Wall Street advanced on Friday, marking the end of an rocky week in which economic data and corporate earnings guidance hinted at softening demand, but also economic resiliency, ahead of a US Federal Reserve monetary policy meeting on Tuesday and Wednesday.
All three major US stock indices closed the session green, with the NASDAQ Composite, powered by megacap momentum stocks, posting the biggest gain.
The S&P 500 and the Dow Jones Industrial Average posted their third weekly gains in four weeks this year, while the tech-laden NASDAQ notched its fourth straight weekly advance.
So far in the early weeks of this year, the NASDAQ has jumped 11 percent, while the S&P 500 and the Dow have gained 6 percent and 2.5 percent respectively.
On Friday, the Dow rose 28.67 points, or 0.08 percent, to 33,978.08, the S&P 500 gained 10.13 points, or 0.25 percent, to 4,070.56 and the NASDAQ added 109.30 points, or 0.95 percent, to 11,621.71.
From a week earlier, the Dow was up 1.81 percent, the S&P 500 rose 2.45 percent and the NASDAQ gained 4.32 percent.
“It’s a nice end to another solid week of what’s shaping up to be a historically strong month,” said Ryan Detrick, chief market strategist at Carson Group in Omaha, Nebraska. “It’s a realization that inflation continues to come down quickly and that is alleviating a lot of worries regarding the economy.”
The US Department of Commerce’s hotly anticipated personal consumption expenditures report arrived largely in line with consensus, showing softening demand and cooling inflation — which is what the Fed’s restrictive interest rate hikes are intended to accomplish.
The commerce department report is “another building block to the inflation data we’ve been seeing recently,” Detrick said. “Supply chains continue to open up and improve, opening the door for the Fed to end its aggressive rate hiking cycle.”
However, Fed Chair Jerome Powell has said that the central bank’s battle against decades-high inflation is far from over. Financial markets still believe the central bank will hike the Fed funds target rate by another 25 basis points at the conclusion of its policy meeting.
Fourth-quarter earnings season is running on all cylinders, with 143 of the companies in the S&P 500 having reported.
Of those, 67.8 percent have beaten Wall Street expectations, slightly better than the 66 percent long-term average, but well below the 76 percent beat rate over the past four quarters, Refinitiv data showed.

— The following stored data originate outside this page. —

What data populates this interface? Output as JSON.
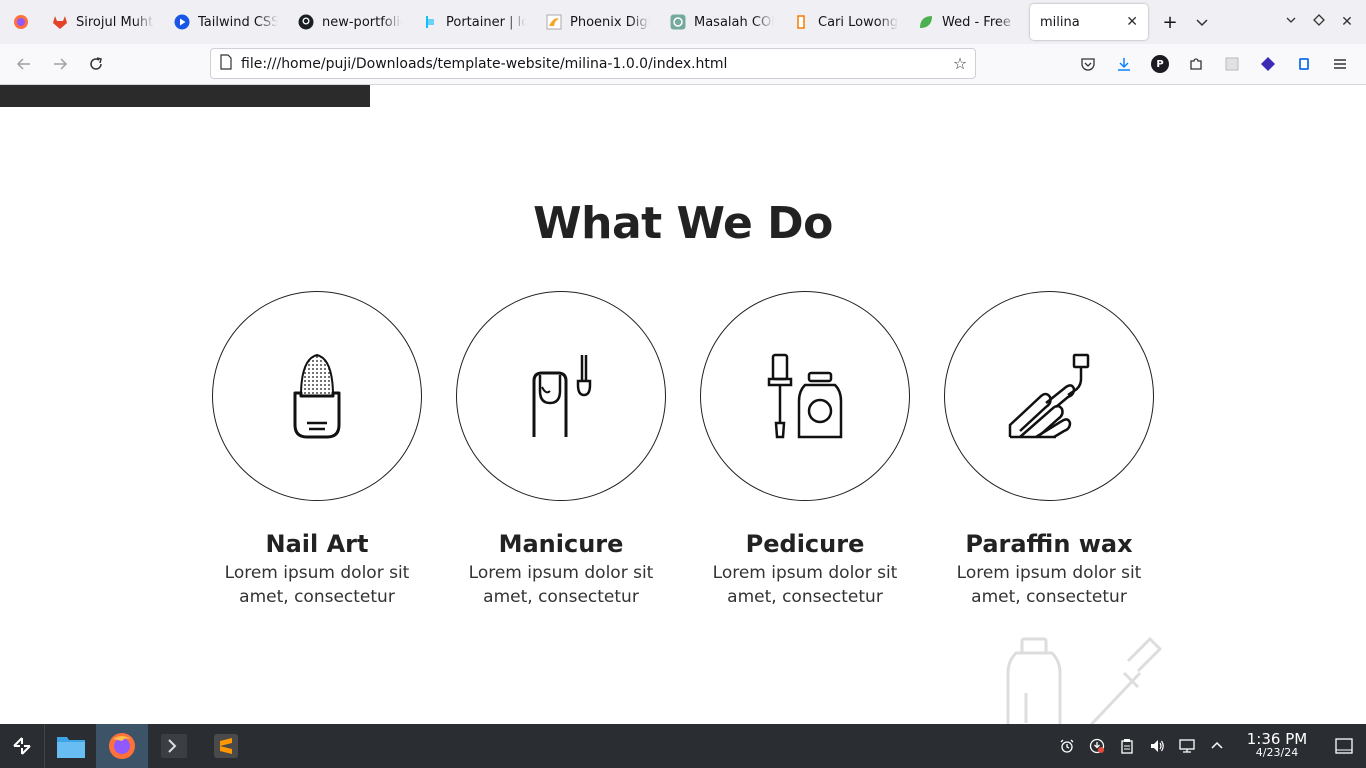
{
  "browser": {
    "tabs": [
      {
        "label": "Sirojul Muhta",
        "icon": "gitlab-icon"
      },
      {
        "label": "Tailwind CSS",
        "icon": "play-icon"
      },
      {
        "label": "new-portfolio",
        "icon": "github-icon"
      },
      {
        "label": "Portainer | lo",
        "icon": "portainer-icon"
      },
      {
        "label": "Phoenix Digi",
        "icon": "phoenix-icon"
      },
      {
        "label": "Masalah COR",
        "icon": "chatgpt-icon"
      },
      {
        "label": "Cari Lowonga",
        "icon": "job-icon"
      },
      {
        "label": "Wed - Free B",
        "icon": "leaf-icon"
      }
    ],
    "active_tab": "milina",
    "url": "file:///home/puji/Downloads/template-website/milina-1.0.0/index.html",
    "profile_letter": "P"
  },
  "page": {
    "heading": "What We Do",
    "services": [
      {
        "title": "Nail Art",
        "desc": "Lorem ipsum dolor sit amet, consectetur",
        "icon": "nail-art-icon"
      },
      {
        "title": "Manicure",
        "desc": "Lorem ipsum dolor sit amet, consectetur",
        "icon": "manicure-icon"
      },
      {
        "title": "Pedicure",
        "desc": "Lorem ipsum dolor sit amet, consectetur",
        "icon": "nail-polish-icon"
      },
      {
        "title": "Paraffin wax",
        "desc": "Lorem ipsum dolor sit amet, consectetur",
        "icon": "paraffin-wax-icon"
      }
    ]
  },
  "taskbar": {
    "time": "1:36 PM",
    "date": "4/23/24"
  }
}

Analysts forecast that aggregate S&P 500 earnings fall 2.9 percent year-on-year, compared with the milder 1.6 percent annual drop seen on Jan. 1.
Among the 11 major sectors of the S&P 500, consumer discretionary led the percentage gainers, while energy posted the largest percentage loss, down 2 percent.

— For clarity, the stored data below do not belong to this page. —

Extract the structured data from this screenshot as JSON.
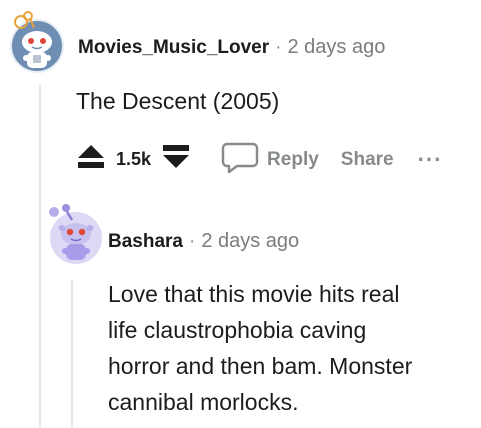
{
  "comment": {
    "username": "Movies_Music_Lover",
    "separator": "·",
    "time": "2 days ago",
    "text": "The Descent (2005)",
    "score": "1.5k",
    "reply_label": "Reply",
    "share_label": "Share",
    "more_label": "···"
  },
  "reply": {
    "username": "Bashara",
    "separator": "·",
    "time": "2 days ago",
    "lines": [
      "Love that this movie hits real",
      "life claustrophobia caving",
      "horror and then bam. Monster",
      "cannibal morlocks."
    ]
  },
  "colors": {
    "upvote": "#1c1c1c",
    "muted": "#878a8c",
    "thread": "#e6e6e6",
    "avatar_top_bg": "#6e8fb3",
    "avatar_reply_bg": "#dcd9f5"
  }
}
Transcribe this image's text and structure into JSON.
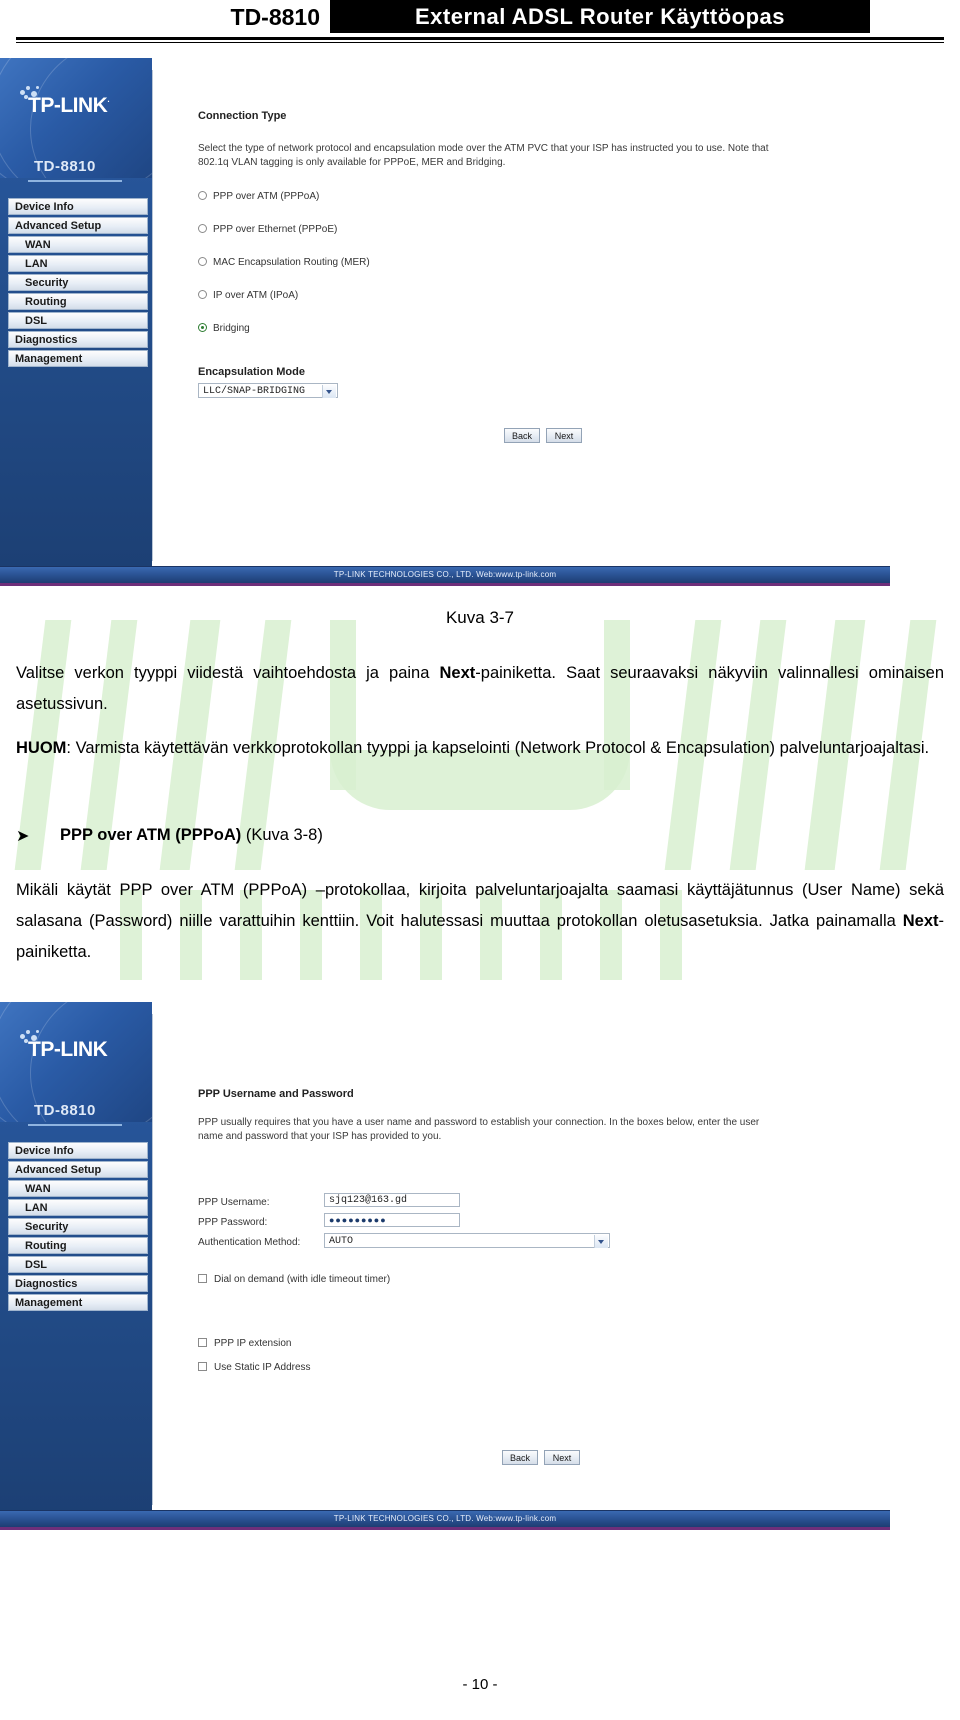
{
  "header": {
    "model": "TD-8810",
    "title": "External  ADSL  Router  Käyttöopas"
  },
  "screenshot1": {
    "brand": "TP-LINK",
    "trademark": "·",
    "model": "TD-8810",
    "menu": [
      {
        "label": "Device Info",
        "sub": false
      },
      {
        "label": "Advanced Setup",
        "sub": false
      },
      {
        "label": "WAN",
        "sub": true
      },
      {
        "label": "LAN",
        "sub": true
      },
      {
        "label": "Security",
        "sub": true
      },
      {
        "label": "Routing",
        "sub": true
      },
      {
        "label": "DSL",
        "sub": true
      },
      {
        "label": "Diagnostics",
        "sub": false
      },
      {
        "label": "Management",
        "sub": false
      }
    ],
    "section_title": "Connection Type",
    "desc_line1": "Select the type of network protocol and encapsulation mode over the ATM PVC that your ISP has instructed you to use. Note that",
    "desc_line2": "802.1q VLAN tagging is only available for PPPoE, MER and Bridging.",
    "options": [
      {
        "label": "PPP over ATM (PPPoA)",
        "selected": false
      },
      {
        "label": "PPP over Ethernet (PPPoE)",
        "selected": false
      },
      {
        "label": "MAC Encapsulation Routing (MER)",
        "selected": false
      },
      {
        "label": "IP over ATM (IPoA)",
        "selected": false
      },
      {
        "label": "Bridging",
        "selected": true
      }
    ],
    "encapsulation_label": "Encapsulation Mode",
    "encapsulation_value": "LLC/SNAP-BRIDGING",
    "back_label": "Back",
    "next_label": "Next",
    "footer": "TP-LINK TECHNOLOGIES CO., LTD. Web:www.tp-link.com"
  },
  "screenshot2": {
    "brand": "TP-LINK",
    "model": "TD-8810",
    "menu": [
      {
        "label": "Device Info",
        "sub": false
      },
      {
        "label": "Advanced Setup",
        "sub": false
      },
      {
        "label": "WAN",
        "sub": true
      },
      {
        "label": "LAN",
        "sub": true
      },
      {
        "label": "Security",
        "sub": true
      },
      {
        "label": "Routing",
        "sub": true
      },
      {
        "label": "DSL",
        "sub": true
      },
      {
        "label": "Diagnostics",
        "sub": false
      },
      {
        "label": "Management",
        "sub": false
      }
    ],
    "section_title": "PPP Username and Password",
    "desc_line1": "PPP usually requires that you have a user name and password to establish your connection. In the boxes below, enter the user",
    "desc_line2": "name and password that your ISP has provided to you.",
    "fields": [
      {
        "label": "PPP Username:",
        "value": "sjq123@163.gd"
      },
      {
        "label": "PPP Password:",
        "value": "●●●●●●●●●"
      },
      {
        "label": "Authentication Method:",
        "value": "AUTO"
      }
    ],
    "checkboxes": [
      {
        "label": "Dial on demand (with idle timeout timer)",
        "checked": false
      },
      {
        "label": "PPP IP extension",
        "checked": false
      },
      {
        "label": "Use Static IP Address",
        "checked": false
      }
    ],
    "back_label": "Back",
    "next_label": "Next",
    "footer": "TP-LINK TECHNOLOGIES CO., LTD. Web:www.tp-link.com"
  },
  "body": {
    "caption_1": "Kuva 3-7",
    "para1_a": "Valitse verkon tyyppi viidestä vaihtoehdosta ja paina ",
    "para1_b": "Next",
    "para1_c": "-painiketta. Saat seuraavaksi näkyviin valinnallesi ominaisen asetussivun.",
    "para2_a": "HUOM",
    "para2_b": ": Varmista käytettävän verkkoprotokollan tyyppi ja kapselointi (Network Protocol & Encapsulation) palveluntarjoajaltasi.",
    "bullet_mark": "➤",
    "bullet_bold": "PPP over ATM (PPPoA)",
    "bullet_rest": " (Kuva 3-8)",
    "para3_a": "Mikäli käytät PPP over ATM (PPPoA) –protokollaa, kirjoita palveluntarjoajalta saamasi käyttäjätunnus (User Name) sekä salasana (Password) niille varattuihin kenttiin. Voit halutessasi muuttaa protokollan oletusasetuksia. Jatka painamalla ",
    "para3_b": "Next",
    "para3_c": "-painiketta."
  },
  "page_number": "- 10 -",
  "colors": {
    "brand_blue": "#2a5293",
    "header_black": "#000000",
    "watermark_green": "#d8f0d0",
    "radio_selected": "#2e7d32"
  }
}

Shares of Intel Corp plunged 6.4 percent after the chipmaker provided dismal earnings projections. Chevron Corp posted record profit for the whole of last year, but its fourth quarter earnings fell short of expectations, dragging the stock down 4.4 percent.
Rival payment companies American Express Co and Visa Inc reported consensus-beating results, easing worries of waning consumer demand.

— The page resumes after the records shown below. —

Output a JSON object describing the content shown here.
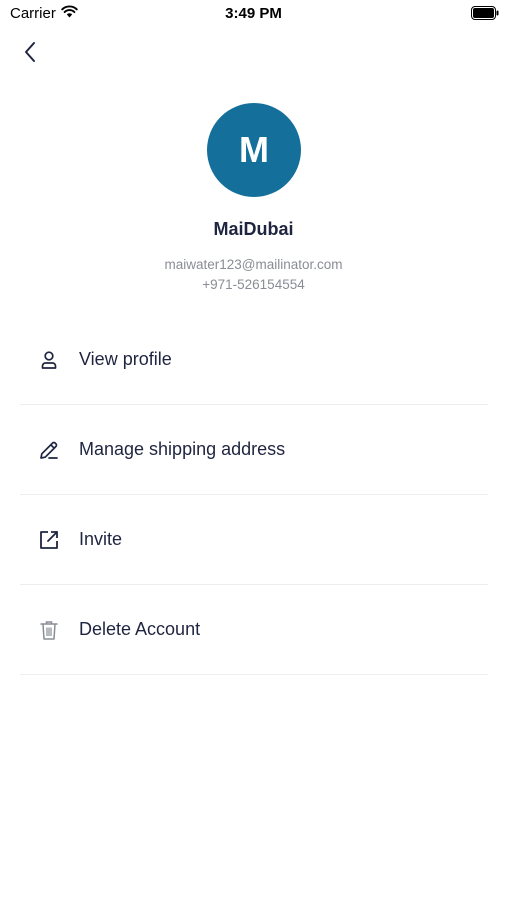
{
  "status_bar": {
    "carrier": "Carrier",
    "time": "3:49 PM"
  },
  "header": {
    "back_icon": "chevron-left-icon"
  },
  "profile": {
    "avatar_initial": "M",
    "avatar_color": "#14709a",
    "name": "MaiDubai",
    "email": "maiwater123@mailinator.com",
    "phone": "+971-526154554"
  },
  "menu": {
    "items": [
      {
        "label": "View profile",
        "icon": "user-icon"
      },
      {
        "label": "Manage shipping address",
        "icon": "pencil-icon"
      },
      {
        "label": "Invite",
        "icon": "external-link-icon"
      },
      {
        "label": "Delete Account",
        "icon": "trash-icon"
      }
    ]
  }
}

There shares jumped 10.5 percent and 3 percent respectively.
In addition to the Fed meeting and January employment data, a string of high profile earnings reports are on tap in the coming days, notably from Apple Inc, Amazon.com Inc, Alphabet Inc and Meta Platforms Inc.
Volume on US exchanges was 11.88 billion shares, compared with the 11.10 billion average over the past 20 trading days.